DirectFisheye-GS: Enabling Native Fisheye Input in Gaussian Splatting with Cross-View Joint Optimization

arXiv cs.CV / 4/2/2026

💬 OpinionSignals & Early TrendsIdeas & Deep AnalysisModels & Research

Key Points

  • The paper proposes DirectFisheye-GS, a method that incorporates the fisheye camera model directly into 3D Gaussian Splatting (3DGS) to train from native fisheye images without undistortion preprocessing.
  • It explains why common undistortion-and-resampling pipelines hurt reconstruction quality, including loss from black borders and detail dilution that leads to blur and floating artifacts.
  • Even with correct fisheye modeling, the authors find residual “floaters” near image edges caused by increased peripheral distortion and 3DGS’s per-iteration random view selection that fails to capture cross-view correlations.
  • To fix this, they introduce a feature-overlap-driven cross-view joint optimization that enforces consistent geometric and photometric constraints across views, improving stability and fidelity.
  • DirectFisheye-GS is reported to match or exceed state-of-the-art results on public datasets, and the optimization idea is claimed to be applicable to pinhole-camera pipelines as well.

Abstract

3D Gaussian Splatting (3DGS) has enabled efficient 3D scene reconstruction from everyday images with real-time, high-fidelity rendering, greatly advancing VR/AR applications.
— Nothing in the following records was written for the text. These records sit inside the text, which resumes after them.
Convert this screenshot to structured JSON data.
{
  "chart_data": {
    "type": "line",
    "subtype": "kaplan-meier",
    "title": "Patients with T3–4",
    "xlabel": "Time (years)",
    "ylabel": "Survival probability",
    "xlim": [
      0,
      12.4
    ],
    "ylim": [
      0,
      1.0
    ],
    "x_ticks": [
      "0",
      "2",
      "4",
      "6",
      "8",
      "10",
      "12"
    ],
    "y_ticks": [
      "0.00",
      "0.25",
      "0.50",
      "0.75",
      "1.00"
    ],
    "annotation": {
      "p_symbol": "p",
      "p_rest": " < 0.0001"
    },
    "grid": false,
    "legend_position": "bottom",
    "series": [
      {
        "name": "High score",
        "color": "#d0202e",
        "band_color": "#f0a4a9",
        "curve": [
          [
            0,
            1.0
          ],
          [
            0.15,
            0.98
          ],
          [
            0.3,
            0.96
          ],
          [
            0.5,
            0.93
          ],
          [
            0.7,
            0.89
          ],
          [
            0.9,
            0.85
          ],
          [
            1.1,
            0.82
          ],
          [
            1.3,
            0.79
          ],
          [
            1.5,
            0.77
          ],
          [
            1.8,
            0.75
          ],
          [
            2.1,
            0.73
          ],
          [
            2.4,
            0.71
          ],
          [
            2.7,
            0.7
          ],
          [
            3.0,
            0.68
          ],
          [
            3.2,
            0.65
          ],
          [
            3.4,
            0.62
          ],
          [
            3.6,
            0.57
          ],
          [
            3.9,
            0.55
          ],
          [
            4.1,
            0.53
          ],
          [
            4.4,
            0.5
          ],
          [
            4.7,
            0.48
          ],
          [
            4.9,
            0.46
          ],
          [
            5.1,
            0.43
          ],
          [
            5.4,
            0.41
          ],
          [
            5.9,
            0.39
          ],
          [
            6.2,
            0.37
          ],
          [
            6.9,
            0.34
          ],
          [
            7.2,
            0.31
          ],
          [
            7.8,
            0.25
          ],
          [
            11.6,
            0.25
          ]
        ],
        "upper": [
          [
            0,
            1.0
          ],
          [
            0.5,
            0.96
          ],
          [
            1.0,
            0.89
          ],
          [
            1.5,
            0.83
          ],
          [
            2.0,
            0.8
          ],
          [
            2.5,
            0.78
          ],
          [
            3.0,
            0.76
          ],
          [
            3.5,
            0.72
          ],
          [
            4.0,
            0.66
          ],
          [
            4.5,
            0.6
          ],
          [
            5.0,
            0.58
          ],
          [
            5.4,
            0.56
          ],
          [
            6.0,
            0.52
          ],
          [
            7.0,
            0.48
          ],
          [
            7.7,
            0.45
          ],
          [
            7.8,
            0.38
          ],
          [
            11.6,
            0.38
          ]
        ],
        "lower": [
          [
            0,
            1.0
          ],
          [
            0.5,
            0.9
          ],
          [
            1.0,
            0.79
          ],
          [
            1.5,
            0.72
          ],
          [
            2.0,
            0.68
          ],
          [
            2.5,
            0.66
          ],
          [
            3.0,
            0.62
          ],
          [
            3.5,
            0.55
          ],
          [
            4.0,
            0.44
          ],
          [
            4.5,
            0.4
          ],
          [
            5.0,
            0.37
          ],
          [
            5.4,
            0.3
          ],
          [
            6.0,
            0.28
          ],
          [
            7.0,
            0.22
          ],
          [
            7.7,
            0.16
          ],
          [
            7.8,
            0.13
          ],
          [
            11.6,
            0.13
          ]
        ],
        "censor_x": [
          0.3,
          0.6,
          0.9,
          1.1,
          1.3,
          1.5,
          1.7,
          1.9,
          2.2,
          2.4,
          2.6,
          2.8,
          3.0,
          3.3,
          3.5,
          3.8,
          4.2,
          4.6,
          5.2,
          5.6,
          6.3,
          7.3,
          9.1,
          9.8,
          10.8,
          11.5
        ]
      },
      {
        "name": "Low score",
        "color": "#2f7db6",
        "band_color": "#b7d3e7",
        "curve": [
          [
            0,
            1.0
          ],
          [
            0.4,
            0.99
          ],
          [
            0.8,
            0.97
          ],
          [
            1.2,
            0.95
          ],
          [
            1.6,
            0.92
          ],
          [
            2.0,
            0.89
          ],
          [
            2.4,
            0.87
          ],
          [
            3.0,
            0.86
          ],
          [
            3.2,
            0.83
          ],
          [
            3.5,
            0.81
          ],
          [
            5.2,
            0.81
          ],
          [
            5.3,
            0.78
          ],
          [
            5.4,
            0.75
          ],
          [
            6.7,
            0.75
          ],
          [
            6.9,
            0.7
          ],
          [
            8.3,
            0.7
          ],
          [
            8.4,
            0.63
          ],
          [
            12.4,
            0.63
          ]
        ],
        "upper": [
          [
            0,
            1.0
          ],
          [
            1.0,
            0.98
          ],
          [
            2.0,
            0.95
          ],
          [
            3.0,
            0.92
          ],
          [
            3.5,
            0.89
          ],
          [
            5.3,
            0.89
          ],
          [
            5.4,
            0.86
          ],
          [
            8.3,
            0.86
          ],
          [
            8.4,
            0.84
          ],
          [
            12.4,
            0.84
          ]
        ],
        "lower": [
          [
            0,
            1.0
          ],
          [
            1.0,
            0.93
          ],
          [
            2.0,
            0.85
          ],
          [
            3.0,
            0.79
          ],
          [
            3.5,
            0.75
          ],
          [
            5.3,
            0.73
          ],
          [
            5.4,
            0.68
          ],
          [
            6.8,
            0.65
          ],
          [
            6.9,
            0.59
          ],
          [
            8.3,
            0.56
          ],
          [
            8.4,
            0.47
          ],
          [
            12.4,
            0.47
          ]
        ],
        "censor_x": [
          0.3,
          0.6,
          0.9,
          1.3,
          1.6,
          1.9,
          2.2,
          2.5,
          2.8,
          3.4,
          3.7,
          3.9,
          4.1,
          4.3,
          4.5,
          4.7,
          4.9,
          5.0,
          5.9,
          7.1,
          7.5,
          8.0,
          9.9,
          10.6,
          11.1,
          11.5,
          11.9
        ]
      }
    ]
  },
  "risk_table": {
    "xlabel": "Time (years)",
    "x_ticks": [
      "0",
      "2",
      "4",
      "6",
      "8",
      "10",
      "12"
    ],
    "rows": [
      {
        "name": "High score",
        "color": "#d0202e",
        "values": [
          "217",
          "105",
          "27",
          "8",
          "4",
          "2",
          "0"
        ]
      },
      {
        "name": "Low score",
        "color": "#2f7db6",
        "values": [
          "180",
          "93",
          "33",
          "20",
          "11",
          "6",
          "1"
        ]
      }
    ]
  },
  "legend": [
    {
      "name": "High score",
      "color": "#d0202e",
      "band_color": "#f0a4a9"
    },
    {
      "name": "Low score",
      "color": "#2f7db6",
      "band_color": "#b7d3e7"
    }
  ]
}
Fisheye cameras, with their wider field of view (FOV), promise high-quality reconstructions from fewer inputs and have recently attracted much attention. However, since 3DGS relies on rasterization, most subsequent works involving fisheye camera inputs first undistort images before training, which introduces two problems: 1) Black borders at image edges cause information loss and negate the fisheye's large FOV advantage; 2) Undistortion's stretch-and-interpolate resampling spreads each pixel's value over a larger area, diluting detail density -- causes 3DGS overfitting these low-frequency zones, producing blur and floating artifacts. In this work, we integrate fisheye camera model into the original 3DGS framework, enabling native fisheye image input for training without preprocessing. Despite correct modeling, we observed that the reconstructed scenes still exhibit floaters at image edges: Distortion increases toward the periphery, and 3DGS's original per-iteration random-selecting-view optimization ignores the cross-view correlations of a Gaussian, leading to extreme shapes (e.g., oversized or elongated) that degrade reconstruction quality. To address this, we introduce a feature-overlap-driven cross-view joint optimization strategy that establishes consistent geometric and photometric constraints across views-a technique equally applicable to existing pinhole-camera-based pipelines. Our DirectFisheye-GS matches or surpasses state-of-the-art performance on public datasets.